Ways to Help Your Partner Who Has PTSD
If your partner suffers from PTSD, there are a few things you can do to support them and your relationship:
- Recognize their past and the trauma associated with it and help them to separate that from what’s happening today. Ensure they feel safe, supported, heard, and loved.
- Communicate about your feelings and experiences but allow them space to express their emotions without judgement.
- Try not to take things personally, as most distancing, emotional outbursts, lack of trust, and other challenges are not about you but instead about the trauma your partner experienced. This is usually easier said than done, but it can help you provide better support and make your relationship last.
- Learn as much as you can about PTSD and how it affects a person. This includes how traumatic triggers affect the brain and how the body re-experiences those memories. Learn about how those re-experiences manifest and understand coping techniques so you feel more empowered to help your partner. It’s also important to be familiar with your partner’s specific needs and triggers.
- Be consistent with your patterns and habits, as consistency can help create a sense of stability.
- Respect their boundaries but be sure to also set your own boundaries.
- Practice self-care by getting enough sleep, making healthy diet choices, exercising, and engaging in other daily activities you enjoy.
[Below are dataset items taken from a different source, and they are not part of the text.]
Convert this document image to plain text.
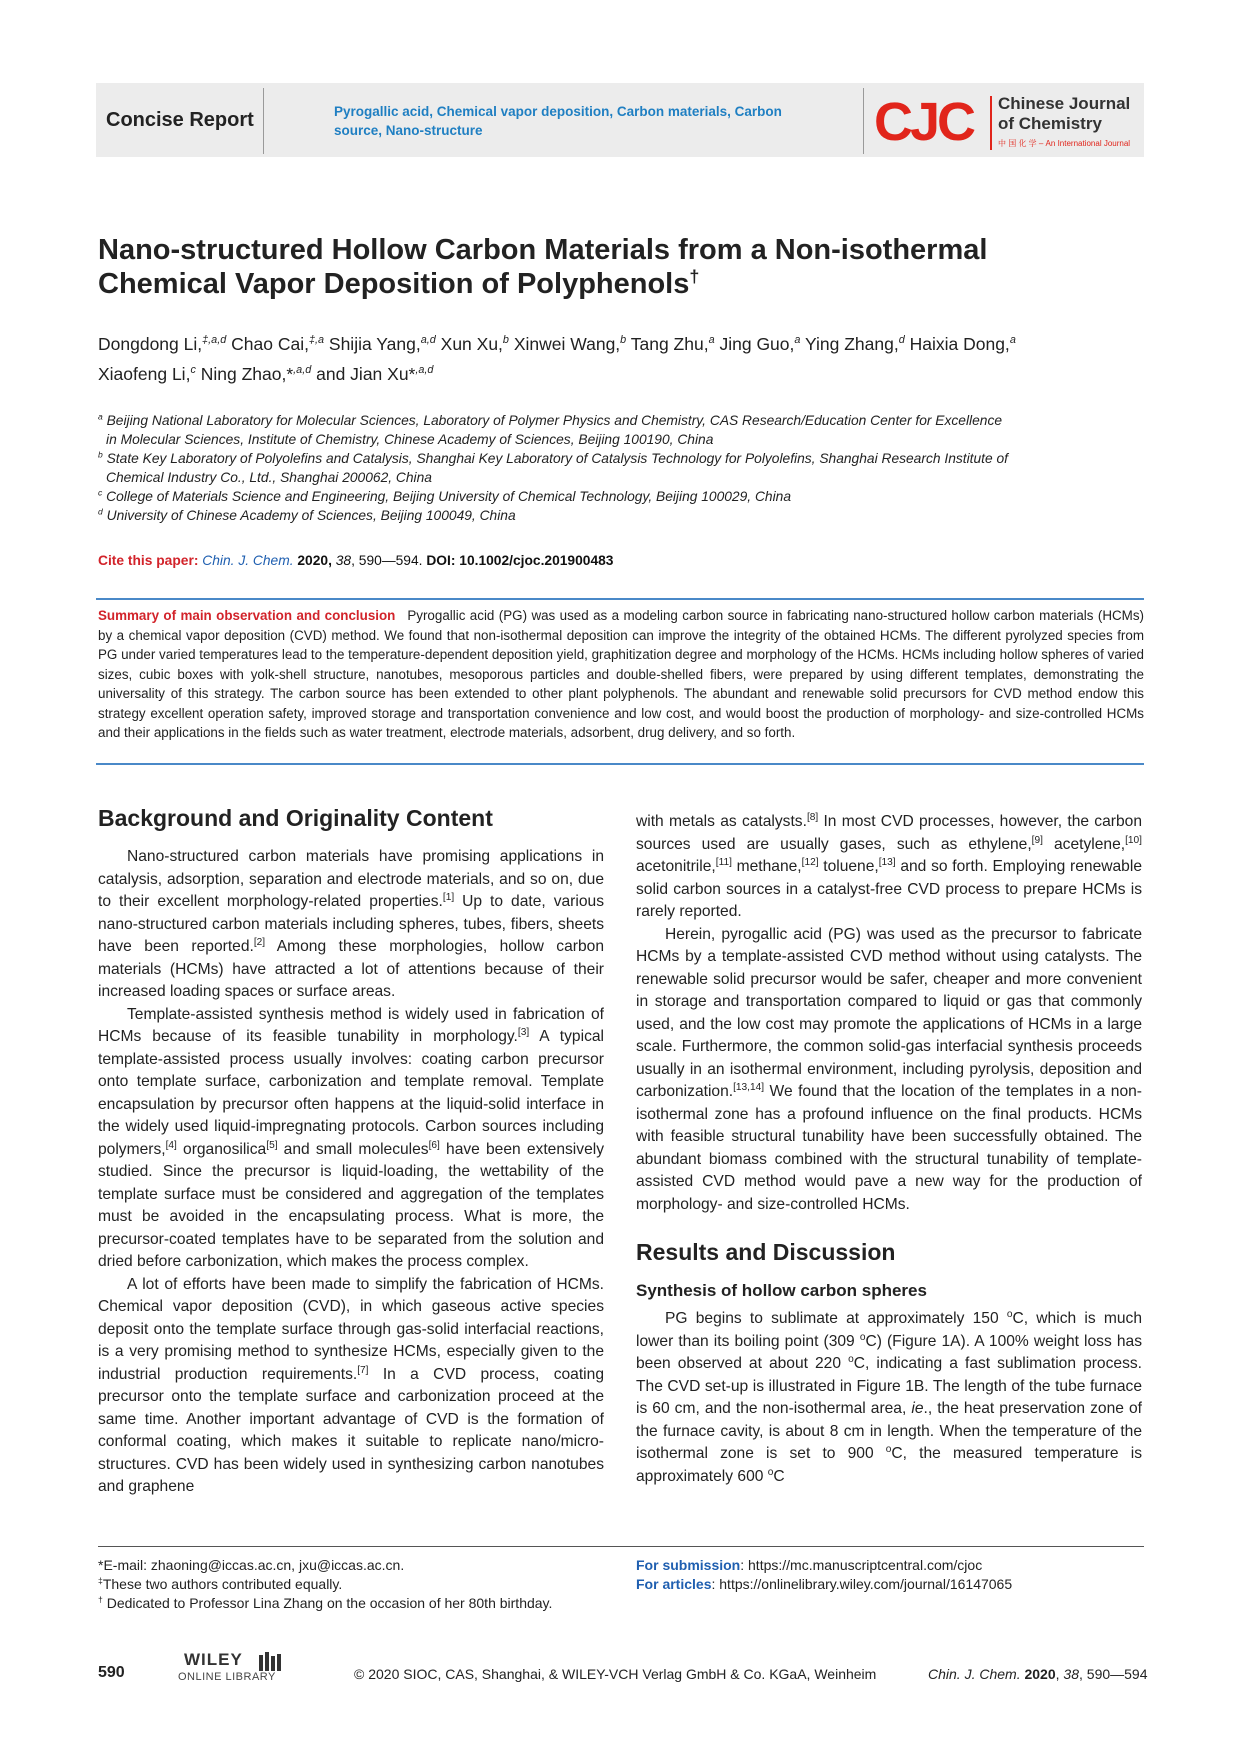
Concise Report	Pyrogallic acid, Chemical vapor deposition, Carbon materials, Carbon source, Nano-structure	CJC Chinese Journal
of Chemistry
中 国 化 学 – An International Journal
Nano-structured Hollow Carbon Materials from a Non-isothermal
Chemical Vapor Deposition of Polyphenols†
Dongdong Li,$^{\ddagger,a,d}$ Chao Cai,$^{\ddagger,a}$ Shijia Yang,$^{a,d}$ Xun Xu,$^b$ Xinwei Wang,$^b$ Tang Zhu,$^a$ Jing Guo,$^a$ Ying Zhang,$^d$ Haixia Dong,$^a$
Xiaofeng Li,$^c$ Ning Zhao,*$^{,a,d}$ and Jian Xu*$^{,a,d}$
$^a$ Beijing National Laboratory for Molecular Sciences, Laboratory of Polymer Physics and Chemistry, CAS Research/Education Center for Excellence
in Molecular Sciences, Institute of Chemistry, Chinese Academy of Sciences, Beijing 100190, China
$^b$ State Key Laboratory of Polyolefins and Catalysis, Shanghai Key Laboratory of Catalysis Technology for Polyolefins, Shanghai Research Institute of
Chemical Industry Co., Ltd., Shanghai 200062, China
$^c$ College of Materials Science and Engineering, Beijing University of Chemical Technology, Beijing 100029, China
$^d$ University of Chinese Academy of Sciences, Beijing 100049, China
Cite this paper: Chin. J. Chem. 2020, 38, 590—594. DOI: 10.1002/cjoc.201900483
Summary of main observation and conclusion Pyrogallic acid (PG) was used as a modeling carbon source in fabricating nano-structured hollow carbon materials (HCMs) by a chemical vapor deposition (CVD) method. We found that non-isothermal deposition can improve the integrity of the obtained HCMs. The different pyrolyzed species from PG under varied temperatures lead to the temperature-dependent deposition yield, graphitization degree and morphology of the HCMs. HCMs including hollow spheres of varied sizes, cubic boxes with yolk-shell structure, nanotubes, mesoporous particles and double-shelled fibers, were prepared by using different templates, demonstrating the universality of this strategy. The carbon source has been extended to other plant polyphenols. The abundant and renewable solid precursors for CVD method endow this strategy excellent operation safety, improved storage and transportation convenience and low cost, and would boost the production of morphology- and size-controlled HCMs and their applications in the fields such as water treatment, electrode materials, adsorbent, drug delivery, and so forth.
Background and Originality Content

Nano-structured carbon materials have promising applications in catalysis, adsorption, separation and electrode materials, and so on, due to their excellent morphology-related properties.[1] Up to date, various nano-structured carbon materials including spheres, tubes, fibers, sheets have been reported.[2] Among these morphologies, hollow carbon materials (HCMs) have attracted a lot of attentions because of their increased loading spaces or surface areas.

Template-assisted synthesis method is widely used in fabrication of HCMs because of its feasible tunability in morphology.[3] A typical template-assisted process usually involves: coating carbon precursor onto template surface, carbonization and template removal. Template encapsulation by precursor often happens at the liquid-solid interface in the widely used liquid-impregnating protocols. Carbon sources including polymers,[4] organosilica[5] and small molecules[6] have been extensively studied. Since the precursor is liquid-loading, the wettability of the template surface must be considered and aggregation of the templates must be avoided in the encapsulating process. What is more, the precursor-coated templates have to be separated from the solution and dried before carbonization, which makes the process complex.

A lot of efforts have been made to simplify the fabrication of HCMs. Chemical vapor deposition (CVD), in which gaseous active species deposit onto the template surface through gas-solid interfacial reactions, is a very promising method to synthesize HCMs, especially given to the industrial production requirements.[7] In a CVD process, coating precursor onto the template surface and carbonization proceed at the same time. Another important advantage of CVD is the formation of conformal coating, which makes it suitable to replicate nano/micro-structures. CVD has been widely used in synthesizing carbon nanotubes and graphene

with metals as catalysts.[8] In most CVD processes, however, the carbon sources used are usually gases, such as ethylene,[9] acetylene,[10] acetonitrile,[11] methane,[12] toluene,[13] and so forth. Employing renewable solid carbon sources in a catalyst-free CVD process to prepare HCMs is rarely reported.

Herein, pyrogallic acid (PG) was used as the precursor to fabricate HCMs by a template-assisted CVD method without using catalysts. The renewable solid precursor would be safer, cheaper and more convenient in storage and transportation compared to liquid or gas that commonly used, and the low cost may promote the applications of HCMs in a large scale. Furthermore, the common solid-gas interfacial synthesis proceeds usually in an isothermal environment, including pyrolysis, deposition and carbonization.[13,14] We found that the location of the templates in a non-isothermal zone has a profound influence on the final products. HCMs with feasible structural tunability have been successfully obtained. The abundant biomass combined with the structural tunability of template-assisted CVD method would pave a new way for the production of morphology- and size-controlled HCMs.

Results and Discussion
Synthesis of hollow carbon spheres

PG begins to sublimate at approximately 150 $^o$C, which is much lower than its boiling point (309 $^o$C) (Figure 1A). A 100% weight loss has been observed at about 220 $^o$C, indicating a fast sublimation process. The CVD set-up is illustrated in Figure 1B. The length of the tube furnace is 60 cm, and the non-isothermal area, ie., the heat preservation zone of the furnace cavity, is about 8 cm in length. When the temperature of the isothermal zone is set to 900 $^o$C, the measured temperature is approximately 600 $^o$C

*E-mail: zhaoning@iccas.ac.cn, jxu@iccas.ac.cn.
‡These two authors contributed equally.
† Dedicated to Professor Lina Zhang on the occasion of her 80th birthday.
For submission: https://mc.manuscriptcentral.com/cjoc
For articles: https://onlinelibrary.wiley.com/journal/16147065
590
WILEY
ONLINE LIBRARY	© 2020 SIOC, CAS, Shanghai, & WILEY-VCH Verlag GmbH & Co. KGaA, Weinheim	Chin. J. Chem. 2020, 38, 590—594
Taking care of yourself will help you cope better and can allow you to provide better support to your partner.
One of the best ways may be to encourage your partner to seek professional help, as it can help them understand their feelings and process their trauma while also offering ways to cope. Therapy, whether individually or as a couple, can provide support and guidance you wouldn’t be able to get elsewhere.
Your partner should work with a qualified mental health practitioner to help them to recovery. Working with a qualified professional yourself can help ensure you have the knowledge and tools you need to support their recovery and grow your relationship.
Couples counseling can help both you and your partner navigate the relationship issues that arise as a result of PTSD. This can help you understand each other and learn how to work through the challenges together.